Abstinent Today:

I am a gratefully recovering compulsive overeater, abstinent by the grace of God one more* day at a time. †

It’s official: I’m a college student again after all these years. Registered and paid, classes start for me on May 14th. How I will keep up my web-journal and studies at the same time is beyond me at the moment, but God and I will address that at a later time. For today, I am grateful and excited.

 

 

 

From today’s entry in Voices of Recovery:

God took my worry; I received His peace. Now I could understand what living one day at a time truly meant.

It’s as simple as that! Well, almost. See, for me to allow God to take my worry meant I had to release it. My hands were so full of worry that I had nothing empty to receive the peace He was waiting to hand me. I manufactured pain from my imagination and even held onto the fiction, so desperate to cling to something, but I had chosen a faulty handhold. As I emptied my hands in Step Three, and made the exchange of peace and providence for doubt and despair, hope began to shimmer in the distance, and I found new strength to move forward in the direction of progress, one footstep at a time.

 

 

 

From Proverbs 19:

3 A person’s own folly leads to their ruin,

yet their heart rages against the Lord.

This is a good description of the damaged relationship I had with God before I took Step Three in the exchange described above. When I’m drowning in blame and shame, I’m not really careful about who I sling some on, and God was no exception. There were several instances when I shook my fist at God and wondered how He could allow such things as my disappointment, but that was back when I thought I was in charge of the universe and was supposed to get my way everywhere every time.

Lord, thank You for patiently waiting for me to get a clue, and for being patient enough to endure my whining.

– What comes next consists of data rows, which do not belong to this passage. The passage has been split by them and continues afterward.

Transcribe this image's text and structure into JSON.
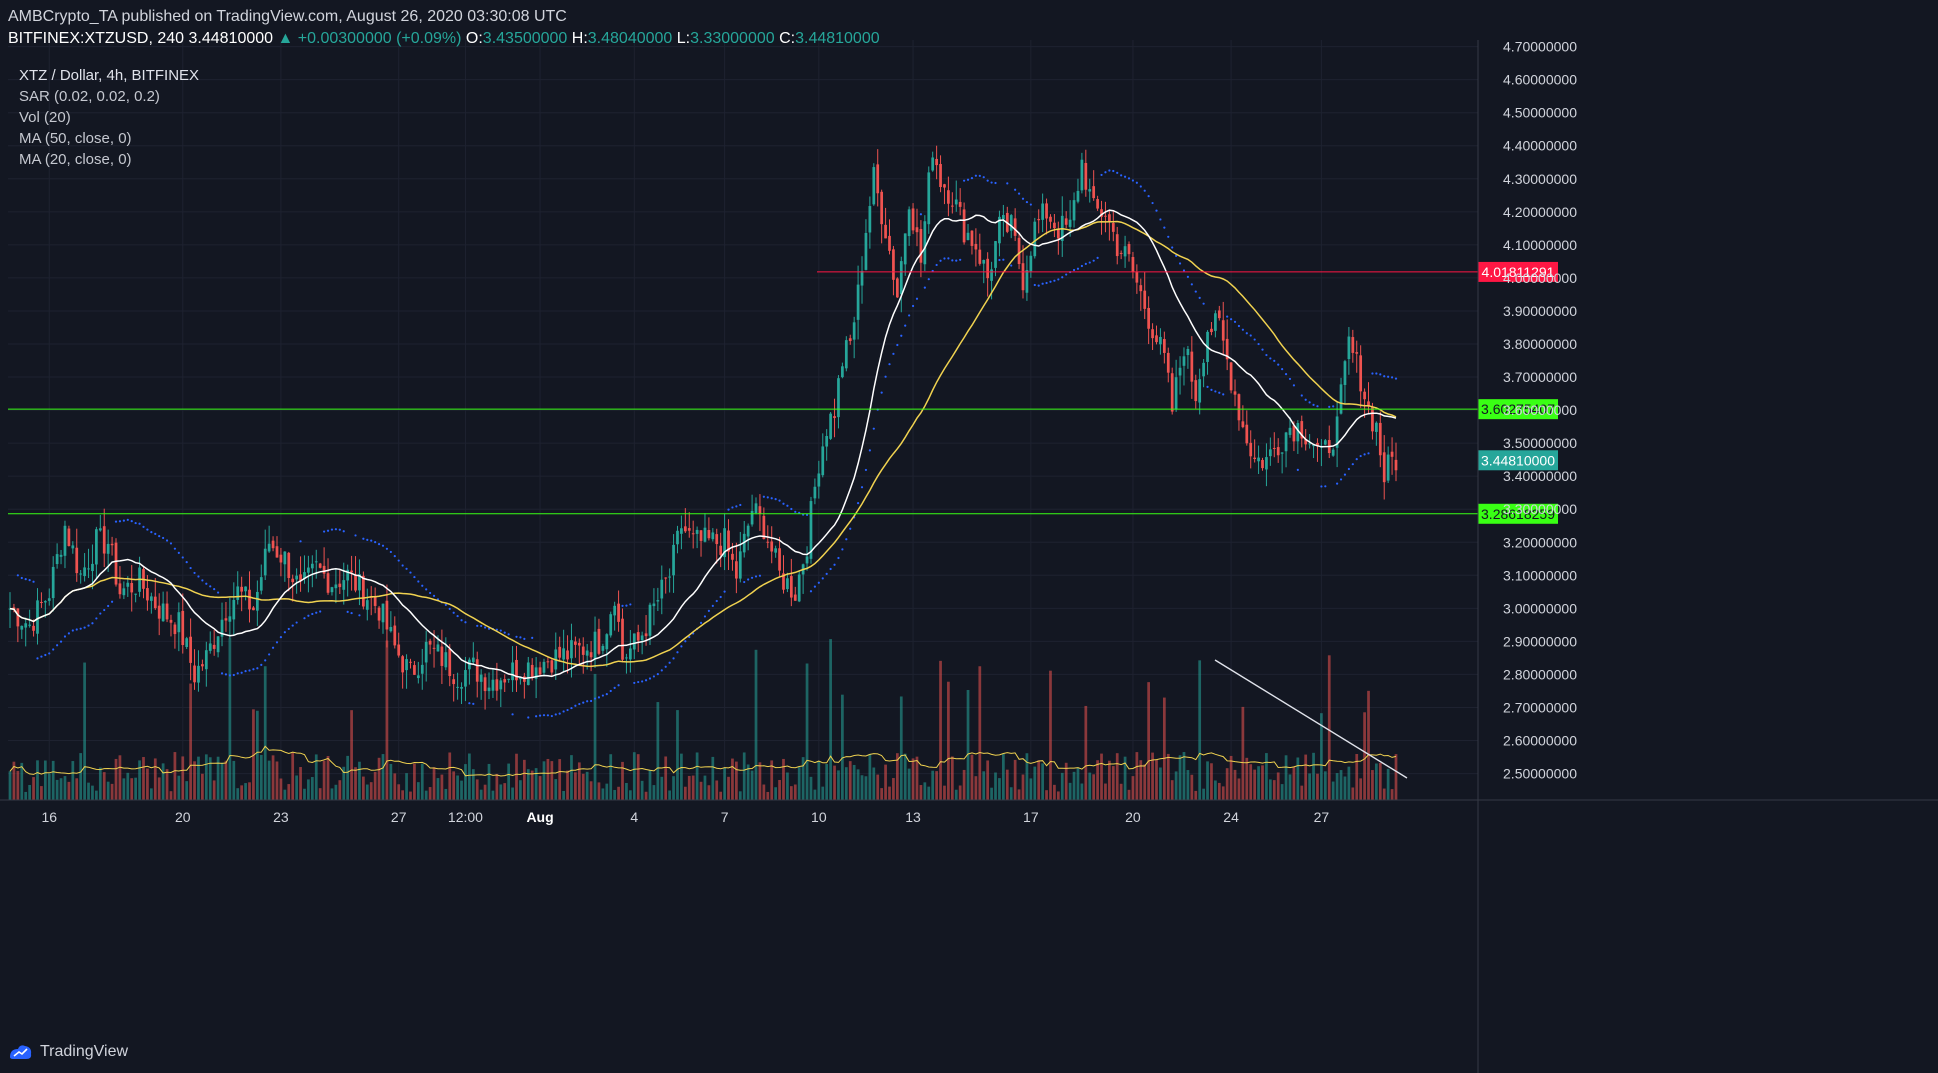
{
  "header": {
    "publish_line": "AMBCrypto_TA published on TradingView.com, August 26, 2020 03:30:08 UTC",
    "symbol": "BITFINEX:XTZUSD, 240",
    "last": "3.44810000",
    "change": "▲ +0.00300000 (+0.09%)",
    "o_label": "O:",
    "o": "3.43500000",
    "h_label": "H:",
    "h": "3.48040000",
    "l_label": "L:",
    "l": "3.33000000",
    "c_label": "C:",
    "c": "3.44810000"
  },
  "indicators": {
    "title": "XTZ / Dollar, 4h, BITFINEX",
    "sar": "SAR (0.02, 0.02, 0.2)",
    "vol": "Vol (20)",
    "ma50": "MA (50, close, 0)",
    "ma20": "MA (20, close, 0)"
  },
  "footer": {
    "brand": "TradingView"
  },
  "colors": {
    "background": "#131722",
    "up": "#26a69a",
    "down": "#ef5350",
    "ma20": "#ffffff",
    "ma50": "#f0d250",
    "sar": "#2962ff",
    "support": "#39ff14",
    "resistance": "#ff1744"
  },
  "chart_data": {
    "type": "candlestick",
    "ylim": [
      2.42,
      4.72
    ],
    "y_ticks": [
      "4.70000000",
      "4.60000000",
      "4.50000000",
      "4.40000000",
      "4.30000000",
      "4.20000000",
      "4.10000000",
      "4.00000000",
      "3.90000000",
      "3.80000000",
      "3.70000000",
      "3.60000000",
      "3.50000000",
      "3.40000000",
      "3.30000000",
      "3.20000000",
      "3.10000000",
      "3.00000000",
      "2.90000000",
      "2.80000000",
      "2.70000000",
      "2.60000000",
      "2.50000000"
    ],
    "x_ticks": [
      "16",
      "20",
      "23",
      "27",
      "12:00",
      "Aug",
      "4",
      "7",
      "10",
      "13",
      "17",
      "20",
      "24",
      "27"
    ],
    "horizontal_levels": [
      {
        "label": "4.01811291",
        "value": 4.01811291,
        "color": "#ff1744"
      },
      {
        "label": "3.60275407",
        "value": 3.60275407,
        "color": "#39ff14"
      },
      {
        "label": "3.28618259",
        "value": 3.28618259,
        "color": "#39ff14"
      }
    ],
    "last_price_label": "3.44810000",
    "price_anchors": [
      [
        0,
        3.0
      ],
      [
        5,
        2.95
      ],
      [
        10,
        3.05
      ],
      [
        14,
        3.25
      ],
      [
        18,
        3.1
      ],
      [
        22,
        3.2
      ],
      [
        25,
        3.2
      ],
      [
        28,
        3.05
      ],
      [
        33,
        3.08
      ],
      [
        38,
        3.0
      ],
      [
        43,
        2.95
      ],
      [
        47,
        2.8
      ],
      [
        50,
        2.85
      ],
      [
        55,
        3.0
      ],
      [
        58,
        3.05
      ],
      [
        62,
        3.0
      ],
      [
        66,
        3.2
      ],
      [
        70,
        3.15
      ],
      [
        74,
        3.05
      ],
      [
        78,
        3.12
      ],
      [
        82,
        3.08
      ],
      [
        86,
        3.1
      ],
      [
        90,
        3.05
      ],
      [
        94,
        3.0
      ],
      [
        98,
        2.88
      ],
      [
        102,
        2.8
      ],
      [
        106,
        2.88
      ],
      [
        110,
        2.85
      ],
      [
        114,
        2.8
      ],
      [
        118,
        2.82
      ],
      [
        122,
        2.78
      ],
      [
        126,
        2.8
      ],
      [
        130,
        2.82
      ],
      [
        134,
        2.83
      ],
      [
        138,
        2.85
      ],
      [
        142,
        2.86
      ],
      [
        146,
        2.88
      ],
      [
        150,
        2.9
      ],
      [
        152,
        2.95
      ],
      [
        154,
        3.05
      ],
      [
        156,
        2.85
      ],
      [
        160,
        2.9
      ],
      [
        164,
        3.0
      ],
      [
        168,
        3.1
      ],
      [
        171,
        3.25
      ],
      [
        174,
        3.2
      ],
      [
        178,
        3.2
      ],
      [
        182,
        3.2
      ],
      [
        185,
        3.1
      ],
      [
        189,
        3.3
      ],
      [
        192,
        3.25
      ],
      [
        196,
        3.1
      ],
      [
        200,
        3.05
      ],
      [
        203,
        3.2
      ],
      [
        206,
        3.45
      ],
      [
        208,
        3.55
      ],
      [
        210,
        3.6
      ],
      [
        212,
        3.75
      ],
      [
        214,
        3.8
      ],
      [
        216,
        3.95
      ],
      [
        218,
        4.15
      ],
      [
        220,
        4.3
      ],
      [
        223,
        4.15
      ],
      [
        226,
        3.95
      ],
      [
        229,
        4.25
      ],
      [
        232,
        4.05
      ],
      [
        235,
        4.4
      ],
      [
        237,
        4.3
      ],
      [
        240,
        4.25
      ],
      [
        243,
        4.15
      ],
      [
        246,
        4.1
      ],
      [
        249,
        4.0
      ],
      [
        252,
        4.15
      ],
      [
        255,
        4.15
      ],
      [
        258,
        4.0
      ],
      [
        261,
        4.15
      ],
      [
        264,
        4.2
      ],
      [
        267,
        4.15
      ],
      [
        270,
        4.15
      ],
      [
        273,
        4.35
      ],
      [
        276,
        4.2
      ],
      [
        279,
        4.2
      ],
      [
        282,
        4.1
      ],
      [
        285,
        4.05
      ],
      [
        288,
        3.95
      ],
      [
        291,
        3.85
      ],
      [
        294,
        3.75
      ],
      [
        296,
        3.6
      ],
      [
        299,
        3.8
      ],
      [
        302,
        3.65
      ],
      [
        305,
        3.85
      ],
      [
        308,
        3.85
      ],
      [
        311,
        3.7
      ],
      [
        314,
        3.55
      ],
      [
        317,
        3.45
      ],
      [
        320,
        3.45
      ],
      [
        323,
        3.5
      ],
      [
        326,
        3.55
      ],
      [
        329,
        3.55
      ],
      [
        332,
        3.5
      ],
      [
        334,
        3.45
      ],
      [
        338,
        3.55
      ],
      [
        341,
        3.8
      ],
      [
        344,
        3.7
      ],
      [
        346,
        3.6
      ],
      [
        348,
        3.55
      ],
      [
        350,
        3.4
      ],
      [
        352,
        3.45
      ],
      [
        353,
        3.45
      ]
    ]
  }
}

Thank You for the grace that washes away such desperate outbursts and allows me to come to You in love and not fear.

 

 

 

From my reading through the Bible, currently in Acts 28:

30 For two whole years Paul stayed there in his own rented house and welcomed all who came to see him. 31 He proclaimed the kingdom of God and taught about the Lord Jesus Christ—with all boldness and without hindrance!

Paul, under guard in Rome, capitalizes the circumstances of his house-arrest as an opportunity to minister to anyone who might show up. I love this model of home-church preaching, and wish I were hospitable enough to open my home for all comers, just for the opportunity to share about Jesus. Maybe someday, I will reach that level of maturity in the faith. Until then, I am eager to capitalize whatever opportunity I am given, to share hope at whatever level God leads me to, from smiling to a passerby, to sharing recovery with a fellow addict, to helping the hungry find the Bread of Life.

 

 

 

 

From the “Big Book” of Alcoholics Anonymous, page 133:

We are sure God wants us to be happy, joyous, and free. We cannot subscribe to the belief that his life is a vale of tears, though it once was just that for many of us. But it is clear that we made our own misery. God didn’t do it. Avoid then, the deliberate manufacture of misery, but if trouble comes, cheerfully capitalize it as an opportunity to demonstrate His omnipotence.

 

 

 

Footnotes:

*Abstinence began for me on May 11th, 2010.

† For the sake of accountability, the details of my eating are posted in my online food log.